Electrophysiology facts for kids
Electrophysiology is the study of the electrical signals inside living things. It looks at how cells and tissues use electricity. Scientists measure tiny electrical signals, from a single tiny protein to a whole organ like your heart.
In neuroscience, electrophysiology helps us understand how neurons (brain cells) send electrical messages. These messages are often called action potentials.
Contents
How We Study Electricity in Living Things
To study these electrical signals, scientists use special tools called electrodes. Electrodes are like tiny sensors that can pick up electrical signals. They can be simple metal discs or needles. Some are even hollow glass tubes filled with a special liquid.
Scientists place these electrodes into different parts of living things. This can be:
- A living animal.
- A piece of excised tissue (tissue removed from an animal).
- Single cells grown in a lab.
- Artificially grown cells or tissues.
If an electrode is very small, a scientist can even put its tip inside a single cell. This lets them measure the electricity of that one cell.
What Electrophysiology Measures
Many specific electrophysiological readings have special names, depending on what part of the body they are studying:
- Electrocardiography (ECG or EKG) – measures the electrical activity of the heart.
- Electroencephalography (EEG) – measures electrical activity in the brain.
- Electrocorticography (ECoG) – measures electrical activity directly from the surface of the cerebral cortex (the outer part of the brain).
- Electromyography (EMG) – measures the electrical activity of muscles.
- Electrooculography (EOG) – measures the electrical activity of the eyes.
- Electroretinography (ERG) – measures the electrical activity of the retina (the light-sensing part of the eye).

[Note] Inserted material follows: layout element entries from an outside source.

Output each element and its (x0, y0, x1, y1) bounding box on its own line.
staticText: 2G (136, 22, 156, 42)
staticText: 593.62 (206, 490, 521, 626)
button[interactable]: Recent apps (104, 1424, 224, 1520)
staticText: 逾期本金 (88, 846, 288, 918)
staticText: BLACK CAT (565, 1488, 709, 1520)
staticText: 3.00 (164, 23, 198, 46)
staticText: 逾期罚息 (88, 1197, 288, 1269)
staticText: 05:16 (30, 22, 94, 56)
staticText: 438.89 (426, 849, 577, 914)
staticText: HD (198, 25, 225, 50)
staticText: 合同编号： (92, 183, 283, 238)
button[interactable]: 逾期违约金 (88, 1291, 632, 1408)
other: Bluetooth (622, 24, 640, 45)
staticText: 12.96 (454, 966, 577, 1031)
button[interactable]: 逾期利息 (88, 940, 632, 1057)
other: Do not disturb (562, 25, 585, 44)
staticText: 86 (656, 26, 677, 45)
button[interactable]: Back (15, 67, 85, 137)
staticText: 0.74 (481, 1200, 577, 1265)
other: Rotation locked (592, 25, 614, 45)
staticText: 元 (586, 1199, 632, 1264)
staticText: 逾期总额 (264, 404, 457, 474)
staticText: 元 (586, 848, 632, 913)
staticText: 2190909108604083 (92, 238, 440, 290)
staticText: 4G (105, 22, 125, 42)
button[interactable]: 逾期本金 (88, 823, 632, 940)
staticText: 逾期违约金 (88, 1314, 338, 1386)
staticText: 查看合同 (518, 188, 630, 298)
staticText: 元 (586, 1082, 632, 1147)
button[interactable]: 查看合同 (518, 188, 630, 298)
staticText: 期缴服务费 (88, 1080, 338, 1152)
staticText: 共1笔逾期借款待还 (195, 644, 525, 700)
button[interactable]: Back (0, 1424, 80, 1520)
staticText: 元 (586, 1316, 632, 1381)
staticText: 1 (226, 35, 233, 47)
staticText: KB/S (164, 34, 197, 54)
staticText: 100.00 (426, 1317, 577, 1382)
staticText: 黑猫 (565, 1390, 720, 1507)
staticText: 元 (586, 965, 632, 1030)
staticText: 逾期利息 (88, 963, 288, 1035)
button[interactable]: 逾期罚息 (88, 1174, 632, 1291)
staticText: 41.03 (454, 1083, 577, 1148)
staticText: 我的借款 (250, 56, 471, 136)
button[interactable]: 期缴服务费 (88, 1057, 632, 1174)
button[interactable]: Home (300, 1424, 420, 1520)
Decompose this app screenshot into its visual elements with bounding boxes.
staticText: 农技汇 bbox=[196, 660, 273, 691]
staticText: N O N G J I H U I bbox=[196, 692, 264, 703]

- Electroantennography (EAG) – measures the electrical activity of smell receptors in insects like moths.
Images for kids
-
A schematic diagram showing a field potential recording from rat hippocampus. At the left is a schematic diagram of a presynaptic terminal and postsynaptic neuron. This is meant to represent a large population of synapses and neurons. When the synapse releases glutamate onto the postsynaptic cell, it opens ionotropic glutamate receptor channels. The net flow of current is inward, so a current sink is generated. A nearby electrode (#2) detects this as a negativity. An intracellular electrode placed inside the cell body (#1) records the change in membrane potential that the incoming current causes.